A business unit is established for production and distribution of goods and/or services. Production management refers to planning, organization, direction, coordination and control of the production function in such a way that the desired goods or services could be produced at the right time, in right quantity and at the right cost.
Production management involves the following activities:
(a) Developing the product service;
(b) Establishment of proper organization structure;
(c) Selection of personnel;
(d) Management of purchase, storage and transportation of raw materials; and
(e) Ensuring effective production control.
In the modern world, marketing function is becoming more and more complex. This is because, first, the market today is the buyers’ market. The needs, desires, buying capacities and habits of buyers need to be carefully studied to draw them to patronizing a particular product or service. If they are long habituated to using any other product or service, it becomes necessary to wean them away by convincing them how they stand to benefit if they switched to using the product or service offered by the organization.
Remember, how a TV manufacturer highlights the qualities of his product by calling the competing TVs as dabba. Or, how the manufacturer of a washing powder shows a woman washing two shirts, one using the advertised powder and the other—a rival powder, and demonstrating to friends how the advertised powder washes better.
Secondly, the market today is no longer localized. It extends to far-flung areas, even foreign lands. This involves problems of transportation, difficulties in securing payments, advertising in multiple languages, and tackling export and import procedures. Thirdly, there is increasing competition from local as well as foreign producers.

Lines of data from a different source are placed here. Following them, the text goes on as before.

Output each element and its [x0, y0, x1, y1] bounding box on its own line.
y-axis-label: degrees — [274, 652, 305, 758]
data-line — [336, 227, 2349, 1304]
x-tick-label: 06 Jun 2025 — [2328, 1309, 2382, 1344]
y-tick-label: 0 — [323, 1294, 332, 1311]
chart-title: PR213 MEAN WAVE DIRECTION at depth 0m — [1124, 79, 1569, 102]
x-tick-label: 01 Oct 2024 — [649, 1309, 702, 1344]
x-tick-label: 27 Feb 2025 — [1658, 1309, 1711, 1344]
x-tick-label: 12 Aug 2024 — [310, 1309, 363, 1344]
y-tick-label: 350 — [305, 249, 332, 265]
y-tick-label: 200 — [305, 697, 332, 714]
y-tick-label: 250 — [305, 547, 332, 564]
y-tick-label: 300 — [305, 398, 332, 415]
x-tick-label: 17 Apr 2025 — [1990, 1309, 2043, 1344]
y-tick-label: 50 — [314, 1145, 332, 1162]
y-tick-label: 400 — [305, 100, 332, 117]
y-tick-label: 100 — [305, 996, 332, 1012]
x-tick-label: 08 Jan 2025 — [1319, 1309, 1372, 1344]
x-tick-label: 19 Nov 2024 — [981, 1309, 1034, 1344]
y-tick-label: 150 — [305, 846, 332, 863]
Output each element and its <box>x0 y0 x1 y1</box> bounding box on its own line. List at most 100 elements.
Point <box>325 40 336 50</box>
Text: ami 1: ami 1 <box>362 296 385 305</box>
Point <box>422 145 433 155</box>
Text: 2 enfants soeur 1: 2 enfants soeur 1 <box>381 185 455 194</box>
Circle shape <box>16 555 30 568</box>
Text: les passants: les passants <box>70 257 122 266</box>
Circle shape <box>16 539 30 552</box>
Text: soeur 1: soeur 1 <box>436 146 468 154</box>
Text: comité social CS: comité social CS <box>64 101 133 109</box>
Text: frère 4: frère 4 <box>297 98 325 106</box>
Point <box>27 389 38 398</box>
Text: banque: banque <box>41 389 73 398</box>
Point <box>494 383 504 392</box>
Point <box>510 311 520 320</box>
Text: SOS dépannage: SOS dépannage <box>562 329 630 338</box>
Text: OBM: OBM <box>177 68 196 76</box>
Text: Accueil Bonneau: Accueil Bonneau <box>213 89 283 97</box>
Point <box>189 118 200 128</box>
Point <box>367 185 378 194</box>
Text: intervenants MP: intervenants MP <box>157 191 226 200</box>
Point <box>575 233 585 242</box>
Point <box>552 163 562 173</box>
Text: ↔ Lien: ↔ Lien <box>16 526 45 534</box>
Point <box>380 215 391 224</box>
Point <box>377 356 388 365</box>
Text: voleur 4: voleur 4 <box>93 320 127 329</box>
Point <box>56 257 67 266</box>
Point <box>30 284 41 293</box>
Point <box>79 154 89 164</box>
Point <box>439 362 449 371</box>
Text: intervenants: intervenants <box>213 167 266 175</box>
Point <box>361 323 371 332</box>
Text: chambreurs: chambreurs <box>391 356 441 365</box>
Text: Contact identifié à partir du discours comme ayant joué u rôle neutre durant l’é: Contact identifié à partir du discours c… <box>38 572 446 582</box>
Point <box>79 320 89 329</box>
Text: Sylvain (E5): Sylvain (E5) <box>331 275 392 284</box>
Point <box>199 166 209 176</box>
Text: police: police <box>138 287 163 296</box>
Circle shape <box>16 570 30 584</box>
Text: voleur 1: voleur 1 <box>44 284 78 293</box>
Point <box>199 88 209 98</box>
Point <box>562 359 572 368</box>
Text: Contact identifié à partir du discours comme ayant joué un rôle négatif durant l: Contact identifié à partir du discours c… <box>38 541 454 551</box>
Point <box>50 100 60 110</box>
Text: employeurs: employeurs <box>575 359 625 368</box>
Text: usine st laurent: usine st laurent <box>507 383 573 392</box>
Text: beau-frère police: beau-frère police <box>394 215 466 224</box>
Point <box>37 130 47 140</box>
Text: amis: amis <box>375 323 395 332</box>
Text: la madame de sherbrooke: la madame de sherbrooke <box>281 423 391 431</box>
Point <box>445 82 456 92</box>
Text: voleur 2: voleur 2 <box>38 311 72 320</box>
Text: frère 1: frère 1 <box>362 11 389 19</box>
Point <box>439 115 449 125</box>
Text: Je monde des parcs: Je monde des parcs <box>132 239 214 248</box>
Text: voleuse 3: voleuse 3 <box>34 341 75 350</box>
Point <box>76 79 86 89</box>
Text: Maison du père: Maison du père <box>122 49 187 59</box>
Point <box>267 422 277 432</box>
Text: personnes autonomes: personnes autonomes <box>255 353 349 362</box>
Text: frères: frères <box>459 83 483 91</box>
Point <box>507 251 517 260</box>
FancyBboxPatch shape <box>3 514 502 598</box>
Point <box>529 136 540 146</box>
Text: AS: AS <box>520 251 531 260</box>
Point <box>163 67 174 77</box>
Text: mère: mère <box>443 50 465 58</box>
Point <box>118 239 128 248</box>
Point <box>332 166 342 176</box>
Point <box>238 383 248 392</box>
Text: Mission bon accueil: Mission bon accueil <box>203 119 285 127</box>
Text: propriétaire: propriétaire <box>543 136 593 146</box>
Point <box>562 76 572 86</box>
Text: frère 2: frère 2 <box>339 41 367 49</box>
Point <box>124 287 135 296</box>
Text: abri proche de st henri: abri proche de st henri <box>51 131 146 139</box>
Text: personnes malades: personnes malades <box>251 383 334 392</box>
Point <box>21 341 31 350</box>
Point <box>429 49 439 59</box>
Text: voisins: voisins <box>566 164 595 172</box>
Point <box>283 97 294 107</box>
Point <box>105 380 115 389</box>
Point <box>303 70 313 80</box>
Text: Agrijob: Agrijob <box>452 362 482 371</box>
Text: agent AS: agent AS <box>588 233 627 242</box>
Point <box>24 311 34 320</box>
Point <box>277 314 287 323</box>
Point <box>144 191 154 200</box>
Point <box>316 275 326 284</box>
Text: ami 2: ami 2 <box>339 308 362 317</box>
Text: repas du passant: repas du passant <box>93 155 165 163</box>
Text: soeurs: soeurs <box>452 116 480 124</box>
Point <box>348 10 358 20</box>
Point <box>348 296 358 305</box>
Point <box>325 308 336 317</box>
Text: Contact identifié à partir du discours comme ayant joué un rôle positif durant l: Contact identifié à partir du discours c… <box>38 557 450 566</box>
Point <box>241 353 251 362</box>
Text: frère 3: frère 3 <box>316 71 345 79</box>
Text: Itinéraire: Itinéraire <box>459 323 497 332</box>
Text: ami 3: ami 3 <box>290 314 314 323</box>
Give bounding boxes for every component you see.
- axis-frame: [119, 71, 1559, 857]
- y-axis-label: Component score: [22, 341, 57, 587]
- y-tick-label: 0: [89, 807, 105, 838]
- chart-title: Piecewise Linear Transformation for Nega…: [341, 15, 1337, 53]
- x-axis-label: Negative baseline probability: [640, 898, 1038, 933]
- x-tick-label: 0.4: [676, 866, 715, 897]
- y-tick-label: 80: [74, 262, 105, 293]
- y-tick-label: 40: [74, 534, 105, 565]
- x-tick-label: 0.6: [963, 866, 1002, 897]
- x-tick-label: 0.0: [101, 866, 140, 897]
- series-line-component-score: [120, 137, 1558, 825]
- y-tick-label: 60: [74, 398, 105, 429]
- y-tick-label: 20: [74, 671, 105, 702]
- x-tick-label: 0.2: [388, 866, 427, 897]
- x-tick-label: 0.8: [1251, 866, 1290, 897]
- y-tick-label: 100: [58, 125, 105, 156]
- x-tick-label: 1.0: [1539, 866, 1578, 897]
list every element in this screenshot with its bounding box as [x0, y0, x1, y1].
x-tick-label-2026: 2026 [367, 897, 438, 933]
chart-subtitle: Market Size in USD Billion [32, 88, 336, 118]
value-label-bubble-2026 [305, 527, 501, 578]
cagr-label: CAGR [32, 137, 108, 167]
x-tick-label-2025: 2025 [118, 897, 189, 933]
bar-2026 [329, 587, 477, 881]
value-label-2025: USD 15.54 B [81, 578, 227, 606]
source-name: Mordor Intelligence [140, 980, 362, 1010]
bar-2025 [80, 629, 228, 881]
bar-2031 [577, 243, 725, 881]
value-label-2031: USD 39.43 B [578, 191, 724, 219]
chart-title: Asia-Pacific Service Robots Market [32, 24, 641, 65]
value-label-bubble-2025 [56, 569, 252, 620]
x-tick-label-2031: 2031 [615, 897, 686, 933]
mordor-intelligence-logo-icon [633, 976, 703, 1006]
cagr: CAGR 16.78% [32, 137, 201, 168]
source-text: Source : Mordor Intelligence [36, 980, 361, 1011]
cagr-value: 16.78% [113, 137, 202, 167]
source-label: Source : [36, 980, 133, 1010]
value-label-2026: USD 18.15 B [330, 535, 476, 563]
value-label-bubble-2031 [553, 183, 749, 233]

The marketing function comprises the following activities:
1. Assessing consumer demand;
2. Setting up facility to produce goods and/or services;
3. Ensuring adequacy of finance, depending on production costs and length of time-interval between production and sales;
4. Choice of the market, whether high-price top-end or low-price mass market; and
5. Assessing the extent of competition.
Finance is the life-blood of a business; business operations revolve round finance. In fact, all management decisions are subject to availability, safety and liquidity of financial resource.
The main objectives and functions of financial management are as follows:
(a) To ensure availability of adequate funds for business operations;
(b) To allow sufficient flexibility in financial planning to ensure that funds are available when needed;
(c) To raise and maintain funds at the lowest cost possible;
(d) To ensure adequate liquidity of funds so that the business is never short of liquid cash to pay current liabilities;
(e) To achieve safety of investment as also secure maximum return on investments;
(f) To maintain credit-worthiness and reputation of the organization among creditors, bankers, present and potential shareholders and members of the public; and
(g) To secure to owners (shareholders) a fair return on the capital invested by them.
Personnel management is concerned with human resources of an organization. Its functions include procurement, development, provision of compensation, and integration of the personnel to contribute to accomplishment of organizational goals.
The main objectives of personnel management are as follows:
(a) To contribute to welfare of society by creating job opportunities;
(b) To contribute to welfare of individual workers by providing adequate monetary and non-monetary compensation, job-satisfaction, job security, and opportunities for all-round development;
(c) To ensure that various positions in the enterprises are, and continue to be, occupied by competent, contented and effective workers, and they have opportunity to put in their best performance in an atmosphere free from any physical or mental tension; and
(d) To recognize workers’ right to form or join labor unions and persuade their leaders to promote self-discipline among workers such that they achieve maximum efficiency and economy in the functioning of organization.